Solutions

The starting solution can be found here.

The final solution can be found here.

Overview

Now that we’ve created our DNS Server we can create our own DNS Agent, also leveraging miekg/dns, to communicate with it.

What We’ll Create

  • DNS Agent (internals/dns/agent_dns.go)

DNS Agent

Let’s create a new file in internals/dns/agent_dns.go. We’ll first create our DNS Agent struct and associated constructor.

// DNSAgent implements the Agent interface for DNS
type DNSAgent struct {
	serverAddr string
	client     *dns.Client
}

// NewDNSAgent creates a new DNS client
func NewDNSAgent(serverAddr string) *DNSAgent {
	return &DNSAgent{
		serverAddr: serverAddr,
		client:     new(dns.Client),
	}
}

Send()

Then, to satisfy our Agent interface, we need to implement our Send() method.

// Send implements Agent.Send for DNS
func (c *DNSAgent) Send(ctx context.Context) ([]byte, error) {
	// Create DNS query message
	m := new(dns.Msg)

	// For now, we'll query for a fixed domain
	domain := "www.thisdoesnotexist.com."
	m.SetQuestion(domain, dns.TypeA)
	log.Printf("Sending DNS query for: %s", domain)

	// Send query
	r, _, err := c.client.Exchange(m, c.serverAddr)
	if err != nil {
		return nil, fmt.Errorf("DNS exchange failed: %w", err)
	}

	// Check if we got an answer
	if len(r.Answer) == 0 {
		return nil, fmt.Errorf("no answer received")
	}

	// Extract the first A record
	for _, ans := range r.Answer {
		if a, ok := ans.(*dns.A); ok {
			// Return the IP address as string
			ipStr := a.A.String()
			log.Printf("Received DNS response: %s -> %s", domain, ipStr)
			return []byte(ipStr), nil
		}
	}

	return nil, fmt.Errorf("no A record in response")
}

We can see this time we start the same as with the DNS Server - by creating a dns.Msg. Note that when we create it it’s a request by default.
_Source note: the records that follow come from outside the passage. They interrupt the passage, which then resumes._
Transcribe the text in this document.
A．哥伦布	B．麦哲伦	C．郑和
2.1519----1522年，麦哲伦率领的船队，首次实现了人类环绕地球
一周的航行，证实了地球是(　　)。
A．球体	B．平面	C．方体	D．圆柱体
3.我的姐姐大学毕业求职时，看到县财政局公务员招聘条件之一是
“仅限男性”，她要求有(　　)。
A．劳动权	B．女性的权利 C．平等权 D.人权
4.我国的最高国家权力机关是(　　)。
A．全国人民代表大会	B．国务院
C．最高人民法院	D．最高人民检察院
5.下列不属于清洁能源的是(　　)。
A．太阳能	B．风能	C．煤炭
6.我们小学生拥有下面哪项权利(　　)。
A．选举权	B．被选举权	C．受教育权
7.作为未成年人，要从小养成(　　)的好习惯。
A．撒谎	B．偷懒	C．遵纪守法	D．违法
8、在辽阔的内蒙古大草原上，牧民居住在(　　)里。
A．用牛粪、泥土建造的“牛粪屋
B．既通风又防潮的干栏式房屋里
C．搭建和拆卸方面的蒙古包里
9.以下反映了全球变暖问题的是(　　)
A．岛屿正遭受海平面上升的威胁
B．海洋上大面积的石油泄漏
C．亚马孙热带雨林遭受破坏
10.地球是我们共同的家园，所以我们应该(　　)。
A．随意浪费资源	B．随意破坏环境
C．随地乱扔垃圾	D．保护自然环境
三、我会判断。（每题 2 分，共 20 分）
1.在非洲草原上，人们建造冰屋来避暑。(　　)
That’s why with our server we had to manually set it to reply, whereas here we don’t have to set anything.

We set all the required values, including domain hardcoded here to "www.thisdoesnotexist.com.". As already stated, this can be anything for now - our server has no conditional logic predicated on the actual value.

We then send the request with Exchange(), and process the response contained in r.Answer.

Update Agent Factory Function

Now we can make the final update to our factory function:

// NewAgent creates a new communicator based on the protocol
func NewAgent(cfg *config.Config) (Agent, error) {
	switch cfg.Protocol {
	case "https":
		return https.NewHTTPSAgent(cfg.ServerAddr), nil
	case "dns":
		return dns.NewDNSAgent(cfg.ServerAddr), nil
	default:
		return nil, fmt.Errorf("unsupported protocol: %v", cfg.Protocol)
	}
}

Temp Change to Agent’s main

Since our Agent’s main currently leverages the runloop, which cannot yet handle DNS responses, we need to temporarily comment out the code associated with the runloop and add temporary code for an once-off send with comm.Send(ctx) in order to test our DNS agent:

// Create context for cancellation
	ctx, cancel := context.WithCancel(context.Background())
	defer cancel()

	comm.Send(ctx)

	// Start run loop in goroutine
	//go func() {
	//	log.Printf("Starting %s client run loop", cfg.Protocol)
	//	log.Printf("Delay: %v, Jitter: %d%%", cfg.Timing.Delay.Duration, cfg.Timing.Jitter)
	//
	//	if err := runloop.RunLoop(ctx, comm, cfg.Timing.Delay.Duration, cfg.Timing.Jitter); err != nil {
	//		log.Printf("Run loop error: %v", err)
	//	}
	//}()

	// Wait for interrupt signal
	sigChan := make(chan os.Signal, 1)
	signal.Notify(sigChan, os.Interrupt)
	<-sigChan

Don’t worry about the fact that we’re not handling the return error from Send() - this is just a temporary test.

Test

First start the server with go run ./cmd/server, we can then run our agent and it will send a single request, and process the response.

❯ go run ./cmd/agent
2025/08/11 17:14:55 Sending DNS query for: www.thisdoesnotexist.com.
2025/08/11 17:14:55 Received DNS response: www.thisdoesnotexist.com. -> 42.42.42.42
^C2025/08/11 17:15:01 Shutting down client...

Here we can indeed see 42.42.42.42 printed to terminal - the indication to not change the underlying communication protocol.